Глава 9Рецепты счастья
Есть такая фраза, довольно известная и со множеством вариаций: «Друг не тот, с кем можно проговорить вечно, а тот, с кем можно помолчать». С реальностью это имеет мало общего. Несмотря на то что у большинства из нас есть все-таки один или пара друзей, с которыми можно просто молчать, с кем мы реально молчим? Когда вы в последний просто молчали с кем-то рядом, чувствуя, что оба все понимаете и разговоры ни к чему?
Безымянная банда ощутила это сполна. Ту самую всепоглощающую, все объясняющую тишину. Может показаться, что в эти несколько дней, проведенных на дереве, они только и делали, что спорили, мирились, рассуждали, иногда даже шутили, но в действительности почти все это время, не учитывая коротких периодов активности, они молчали. Каждый тихо сидел в своем уголке, но не так, как сегодня делает группа близких друзей в кафе – все в телефонах. Нет. В основном они думали о жизни: о не самом счастливом прошлом, об отчасти пугающем будущем и о том, что происходит с их жизнями прямо сейчас. (Кроме дедушки, там все чуть сложнее.)
Я к тому, что фразу про молчание с близкими людьми можно было применить к ним, ведь они понимали, что иногда говорить незачем. Первые полчаса из отведенного часа прошли в тишине. Все и так было понятно. По крайней мере друг о друге, и от этого становилось как-то теплее.
Но в то же время каждый из них думал о том, сколько всего так и не было сказано, сколько всего осталось внутри. В жизни каждого человека должно быть что-то свое, личное, невыразимое.
– Дом… – сказал дедушка. Затем посмотрел на всех, а возможно, сквозь них и повторил: – Дом.
– Да, дедушка, – согласился Муртуз. – Хочу домой, в село. В детство хочу, когда родители еще были живы. Когда бегал летом с друзьями на речку купаться. Ловить мелкую рыбу. Знаете, там такая тема была: речными камнями отправляешь течение реки в одно узкое место, а потом подставляешь свою майку и ловишь рыбешку. – Он показал указательный палец, чтобы стало ясно, какого размера была рыба. – Мы жили бедно: много двоюродных братьев, сестер.

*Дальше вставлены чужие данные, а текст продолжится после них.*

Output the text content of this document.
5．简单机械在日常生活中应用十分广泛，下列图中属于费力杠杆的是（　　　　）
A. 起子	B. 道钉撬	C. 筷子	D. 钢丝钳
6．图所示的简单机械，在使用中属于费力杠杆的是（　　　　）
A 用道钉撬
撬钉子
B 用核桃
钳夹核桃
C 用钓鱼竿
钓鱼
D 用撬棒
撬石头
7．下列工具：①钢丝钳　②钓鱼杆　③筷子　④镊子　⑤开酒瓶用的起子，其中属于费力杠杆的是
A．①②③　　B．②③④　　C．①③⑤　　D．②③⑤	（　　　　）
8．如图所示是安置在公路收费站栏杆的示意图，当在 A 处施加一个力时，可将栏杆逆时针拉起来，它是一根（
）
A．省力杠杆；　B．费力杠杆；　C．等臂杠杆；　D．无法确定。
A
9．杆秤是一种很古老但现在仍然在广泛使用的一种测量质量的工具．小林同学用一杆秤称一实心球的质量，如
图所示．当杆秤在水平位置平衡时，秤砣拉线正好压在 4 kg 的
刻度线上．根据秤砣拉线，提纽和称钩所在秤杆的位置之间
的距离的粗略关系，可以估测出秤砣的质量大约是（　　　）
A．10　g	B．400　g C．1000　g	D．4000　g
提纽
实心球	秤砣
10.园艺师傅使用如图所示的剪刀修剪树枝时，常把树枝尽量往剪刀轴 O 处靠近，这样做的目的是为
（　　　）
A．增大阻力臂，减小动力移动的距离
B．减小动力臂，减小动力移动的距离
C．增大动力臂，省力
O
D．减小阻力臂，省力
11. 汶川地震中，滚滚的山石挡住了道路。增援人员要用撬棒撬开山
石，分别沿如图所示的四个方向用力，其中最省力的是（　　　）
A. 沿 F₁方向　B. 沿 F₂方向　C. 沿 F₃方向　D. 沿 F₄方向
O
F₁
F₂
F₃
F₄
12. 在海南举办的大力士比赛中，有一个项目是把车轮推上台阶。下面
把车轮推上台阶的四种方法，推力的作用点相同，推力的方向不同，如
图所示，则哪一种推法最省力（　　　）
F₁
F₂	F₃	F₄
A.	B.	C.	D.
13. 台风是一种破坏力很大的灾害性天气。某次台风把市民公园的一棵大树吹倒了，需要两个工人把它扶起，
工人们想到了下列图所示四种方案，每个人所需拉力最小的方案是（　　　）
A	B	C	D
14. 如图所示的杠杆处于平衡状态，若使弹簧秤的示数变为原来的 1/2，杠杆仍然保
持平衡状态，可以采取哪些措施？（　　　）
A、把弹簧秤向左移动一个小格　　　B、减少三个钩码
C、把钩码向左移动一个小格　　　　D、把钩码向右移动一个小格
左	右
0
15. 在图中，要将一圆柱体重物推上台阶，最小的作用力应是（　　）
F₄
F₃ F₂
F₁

Кушать иногда было нечего. Так что мы, десятилетняя шпана, ходили на реку за рыбкой. До обеда получалось штук десять поймать. – Он грустно усмехнулся. – Потом мама ругала… сколько маек я так испортил. Но зато какая вкусная рыбка! Обжаренная в тесте, хрустящая, и, конечно, все, что я ловил, мама ставила передо мной. Всегда одно и то же: «Мы уже поели. Кушай ты, а то маленьким и слабым будешь!» Если бы увидела меня сегодня, посмеялась бы: только в ширину вырос! – Он вытер глаза, но продолжил улыбаться. – Вот сейчас вспомнил детство, и сразу запах и вкус вернулись. Вах, плакать хочется! Неудобно, слушай. – Он слегка отвернулся.
Шамиль положил руку ему на плечо и сказал:
– Насчет еды продолжу. Наш офис не так далеко отсюда. Там, ниже через два перекрестка, таджик один делал шаурму. Я не знаю, что он туда добавлял, но каждый день два года я шел туда обедать и ни разу не подходил к пустому окошку. Всегда очередь. Хороший был парень. Простой, всегда веселый.
– Умер? – грустно спросила Натали.
– Нет, вернулся домой, – ответил Шамиль.
– Это точка была одного сотрудника. Он отобрал паспорта у них и заставил работать. Платил мелочь. Говори, как есть, – влезла Валерия.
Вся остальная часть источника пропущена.